Whistleblower Snowden: "Ich glaube nicht, dass ich mein Zuhause jemals wiedersehen werde."
Foto: REUTERS/ Ewen MacAskill/ The GuardianLondon - "Ich will nicht in einer Gesellschaft leben, die so etwas macht", sagt Edward Snowden. "So etwas", damit meint er das geheime Ausspähen von Internetdiensten, wie es die National Security Agency (NSA) seit 2007 getan hat. Snowden war die vergangenen vier Jahre als Mitarbeiter externer Unternehmen wie Dell in dem US-Geheimdienst tätig - jetzt hat ihn die britische Zeitung "Guardian" als Quelle hinter den Berichten über die Internet-Überwachung präsentiert. Auch die "Washington Post" benannte Snowden als Quelle.

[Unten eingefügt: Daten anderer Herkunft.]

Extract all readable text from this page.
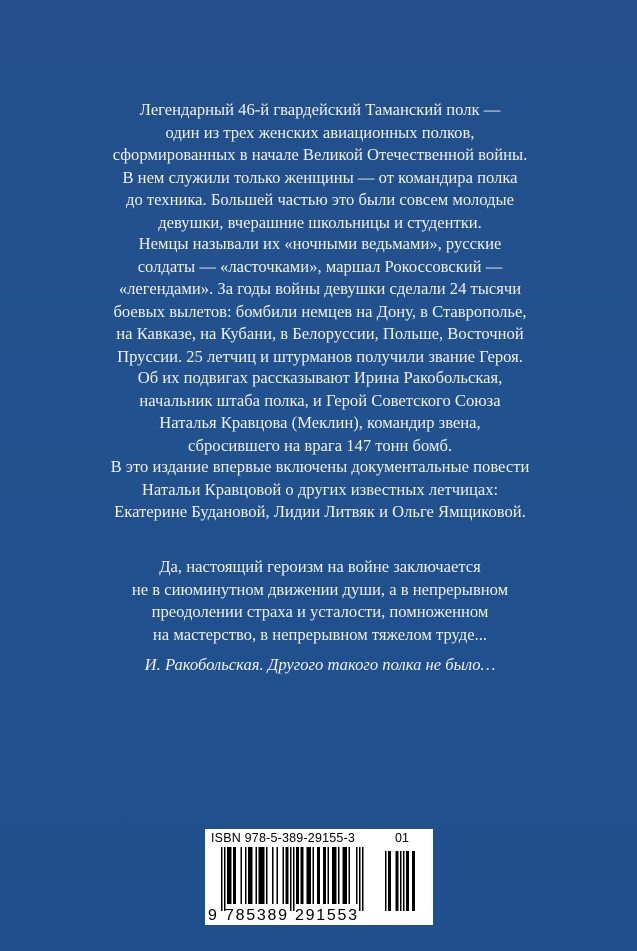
Легендарный 46-й гвардейский Таманский полк —

один из трех женских авиационных полков,

сформированных в начале Великой Отечественной войны.

В нем служили только женщины — от командира полка

до техника. Большей частью это были совсем молодые

девушки, вчерашние школьницы и студентки.

Немцы называли их «ночными ведьмами», русские

солдаты — «ласточками», маршал Рокоссовский —

«легендами». За годы войны девушки сделали 24 тысячи

боевых вылетов: бомбили немцев на Дону, в Ставрополье,

на Кавказе, на Кубани, в Белоруссии, Польше, Восточной

Пруссии. 25 летчиц и штурманов получили звание Героя.

Об их подвигах рассказывают Ирина Ракобольская,

начальник штаба полка, и Герой Советского Союза

Наталья Кравцова (Меклин), командир звена,

сбросившего на врага 147 тонн бомб.

В это издание впервые включены документальные повести

Натальи Кравцовой о других известных летчицах:

Екатерине Будановой, Лидии Литвяк и Ольге Ямщиковой.

Да, настоящий героизм на войне заключается

не в сиюминутном движении души, а в непрерывном

преодолении страха и усталости, помноженном

на мастерство, в непрерывном тяжелом труде...

И. Ракобольская. Другого такого полка не было…

ISBN 978-5-389-29155-3	01
9 785389 291553
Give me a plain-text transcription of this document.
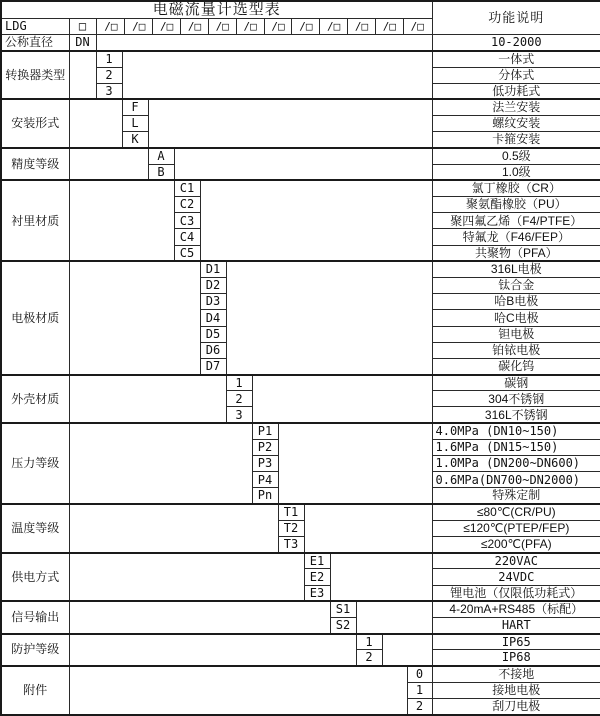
电磁流量计选型表															功能说明
LDG	□	/□	/□	/□	/□	/□	/□	/□	/□	/□	/□	/□	/□

公称直径	DN														10-2000
转换器类型		1													一体式
		2													分体式
		3													低功耗式
安装形式			F												法兰安装
			L												螺纹安装
			K												卡箍安装
精度等级				A											0.5级
				B											1.0级
衬里材质					C1										氯丁橡胶（CR）
					C2										聚氨酯橡胶（PU）
					C3										聚四氟乙烯（F4/PTFE）
					C4										特氟龙（F46/FEP）
					C5										共聚物（PFA）
电极材质						D1									316L电极
						D2									钛合金
						D3									哈B电极
						D4									哈C电极
						D5									钽电极
						D6									铂铱电极
						D7									碳化钨
外壳材质							1								碳钢
							2								304不锈钢
							3								316L不锈钢
压力等级								P1							4.0MPa (DN10~150)
								P2							1.6MPa (DN15~150)
								P3							1.0MPa (DN200~DN600)
								P4							0.6MPa(DN700~DN2000)
								Pn							特殊定制
温度等级									T1						≤80℃(CR/PU)
									T2						≤120℃(PTEP/FEP)
									T3						≤200℃(PFA)
供电方式										E1					220VAC
										E2					24VDC
										E3					锂电池（仅限低功耗式）
信号输出											S1				4-20mA+RS485（标配）
											S2				HART
防护等级												1			IP65
												2			IP68
附件														0	不接地
														1	接地电极
														2	刮刀电极
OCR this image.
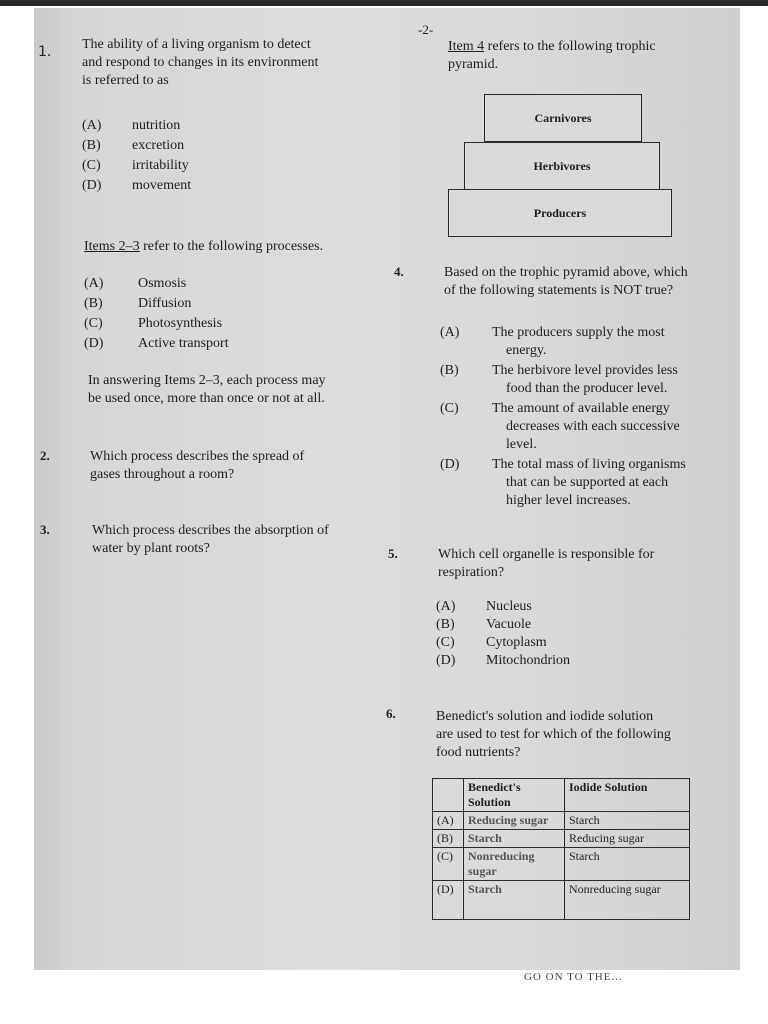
-2-
1. The ability of a living organism to detect
and respond to changes in its environment
is referred to as
(A) nutrition
(B) excretion
(C) irritability
(D) movement
Items 2–3 refer to the following processes.
(A) Osmosis
(B)	Diffusion
(C)	Photosynthesis
(D) Active transport
In answering Items 2–3, each process may
be used once, more than once or not at all.
2.	Which process describes the spread of
gases throughout a room?
3.	Which process describes the absorption of
water by plant roots?
Item 4 refers to the following trophic
pyramid.
Carnivores
Herbivores
Producers
4.	Based on the trophic pyramid above, which
of the following statements is NOT true?
(A)	The producers supply the most
energy.
(B)	The herbivore level provides less
food than the producer level.
(C)	The amount of available energy
decreases with each successive
level.
(D)	The total mass of living organisms
that can be supported at each
higher level increases.
5.	Which cell organelle is responsible for
respiration?
(A) Nucleus
(B) Vacuole
(C) Cytoplasm
(D) Mitochondrion
6.	Benedict's solution and iodide solution
are used to test for which of the following
food nutrients?
	Benedict's Solution	Iodide Solution
(A)	Reducing sugar	Starch
(B)	Starch	Reducing sugar
(C)	Nonreducing sugar	Starch
(D)	Starch	Nonreducing sugar
GO ON TO THE...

Die Identität des 29-jährigen Technikers werde auf dessen Bitten preisgegeben, so der "Guardian". Laut den von Snowden enthüllten Dokumenten vom April diesen Jahres sammelt der US-Geheimdienst in großem Stil Daten bei Internet-Diensten wie Google, Facebook, Microsoft, Yahoo und Apple.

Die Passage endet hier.